- Title card
- Directed by: Spenser Cohen
- Written by: Spenser Cohen; Anna Halberg;
- Produced by: Scott Glassgold; Anna Halberg;
- Starring: Alicia Coppola; Sophie Thatcher;
- Cinematography: Elie Smolkin
- Edited by: Jake York
- Music by: Nicholas Holiday; Ryan Johnson;
- Production companies: Screen Gems; Ground Control;
- Distributed by: Sony Pictures Releasing
- Release dates: March 13, 2022 (SXSW); March 14, 2022 (YouTube);
- Running time: 10 minutes
- Country: United States
- Language: English

= Blink (2022 film) =

2022 American film by Spenser Cohen

Blink is a 2022 American supernatural horror short film directed by Spenser Cohen, who co-wrote the screenplay with Anna Halberg. It follows a paralyzed woman (Sophie Thatcher) who can only blink her eyes and attempts to use this ability to communicate to her nurse (Alicia Coppola) that the supernatural entity that injured her has arrived at the hospital.
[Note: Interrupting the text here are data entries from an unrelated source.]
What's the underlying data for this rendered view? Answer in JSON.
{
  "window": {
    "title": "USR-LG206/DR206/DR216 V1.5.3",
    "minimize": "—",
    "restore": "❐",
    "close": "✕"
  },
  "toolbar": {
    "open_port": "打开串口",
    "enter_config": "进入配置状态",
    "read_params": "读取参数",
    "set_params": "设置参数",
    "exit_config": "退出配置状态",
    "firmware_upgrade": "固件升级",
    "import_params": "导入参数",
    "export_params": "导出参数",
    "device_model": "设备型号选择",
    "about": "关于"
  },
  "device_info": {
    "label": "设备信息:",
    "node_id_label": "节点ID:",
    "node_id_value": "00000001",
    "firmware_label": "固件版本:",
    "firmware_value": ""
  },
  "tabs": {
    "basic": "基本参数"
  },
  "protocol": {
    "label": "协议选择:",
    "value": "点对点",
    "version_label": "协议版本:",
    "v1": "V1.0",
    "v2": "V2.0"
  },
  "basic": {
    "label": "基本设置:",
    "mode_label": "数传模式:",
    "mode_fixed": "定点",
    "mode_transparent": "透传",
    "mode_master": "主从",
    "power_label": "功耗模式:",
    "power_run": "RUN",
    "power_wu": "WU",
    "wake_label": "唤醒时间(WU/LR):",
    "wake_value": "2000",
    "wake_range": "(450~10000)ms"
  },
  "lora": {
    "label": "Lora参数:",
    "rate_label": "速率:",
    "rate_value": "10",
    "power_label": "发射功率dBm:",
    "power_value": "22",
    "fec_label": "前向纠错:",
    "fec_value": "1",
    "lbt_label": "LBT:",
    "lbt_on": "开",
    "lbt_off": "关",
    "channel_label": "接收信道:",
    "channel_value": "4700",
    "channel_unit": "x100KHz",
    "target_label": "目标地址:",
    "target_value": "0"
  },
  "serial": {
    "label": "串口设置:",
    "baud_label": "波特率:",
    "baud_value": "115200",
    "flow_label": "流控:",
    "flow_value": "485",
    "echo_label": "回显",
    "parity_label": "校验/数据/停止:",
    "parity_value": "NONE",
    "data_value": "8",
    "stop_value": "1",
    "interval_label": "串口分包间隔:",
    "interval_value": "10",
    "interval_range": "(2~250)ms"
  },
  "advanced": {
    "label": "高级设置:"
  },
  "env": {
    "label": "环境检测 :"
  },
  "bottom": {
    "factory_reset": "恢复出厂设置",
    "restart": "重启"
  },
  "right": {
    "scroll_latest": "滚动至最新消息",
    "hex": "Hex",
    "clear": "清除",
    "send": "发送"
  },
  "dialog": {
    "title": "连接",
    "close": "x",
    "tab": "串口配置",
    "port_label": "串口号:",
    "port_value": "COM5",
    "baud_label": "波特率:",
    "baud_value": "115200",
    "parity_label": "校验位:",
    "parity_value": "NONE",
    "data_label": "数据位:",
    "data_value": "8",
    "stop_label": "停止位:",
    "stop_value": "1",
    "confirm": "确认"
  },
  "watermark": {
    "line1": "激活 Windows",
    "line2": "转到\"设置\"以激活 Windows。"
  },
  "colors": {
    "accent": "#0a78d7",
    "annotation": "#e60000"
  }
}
Blink premiered at SXSW on March 13, 2022 and was released on YouTube on March 14.

==Plot==
Mary arrives at a hospital after suffering a traumatic brain injury. Conscious but unable to move, her only form of communication is to blink her eyes to yes or no questions. Using this method, she manages to tell her nurse that a supernatural entity tried to kill her by throwing her from a window. After the nurse leaves to get help, the entity enters the room. The entity pushes her hospital bed to a nearby window. The nurse intervenes just in time to save Mary, but the entity then kills them both.

==Cast==

- Alicia Coppola as The Nurse
- Scot Nery as The Creature
- Sophie Thatcher as Mary
- Marsh Halberg as Doctor
- Jen Liu as Doctor

==Production==
Blink is the first film to be produced at the Scream Gems Horror Lab created by Sony Pictures' Screen Gems. The film was shot before the COVID-19 pandemic in two days. It was directed by Spenser Cohen, who co-wrote the screenplay with Anna Halberg, his classmate at the USC School of Cinematic Arts. Blink was originally going to be a feature film, but Cohen and Halberg changed the script to a short "proof of concept" after producer Scott Glassgold invited them to participate in the Scream Gems program. Glassgold also recommended Sophie Thatcher for the leading role after working with her on Prospect (2018). Cohen said the film was inspired by an experience he had, during which he suffered from sleep paralysis and heard a noise: "It goes back to that fear that we all have when we wake up at three in the morning in our bed, and we think we've heard a noise, or we see something in the darkness." To get ideas for the film, he watched Alfred Hitchcock's Rear Window and the works of James Wan. Cohen said the practical effects were difficult to achieve due to the film's low budget and tight filming schedule.

==Release==
The film premiered at SXSW on March 13, 2022, before a release on YouTube on March 14.

== Reception ==
Tori Danielle of PopHorror called the film one of the best horror shorts of the year and praised its storyline and special effects.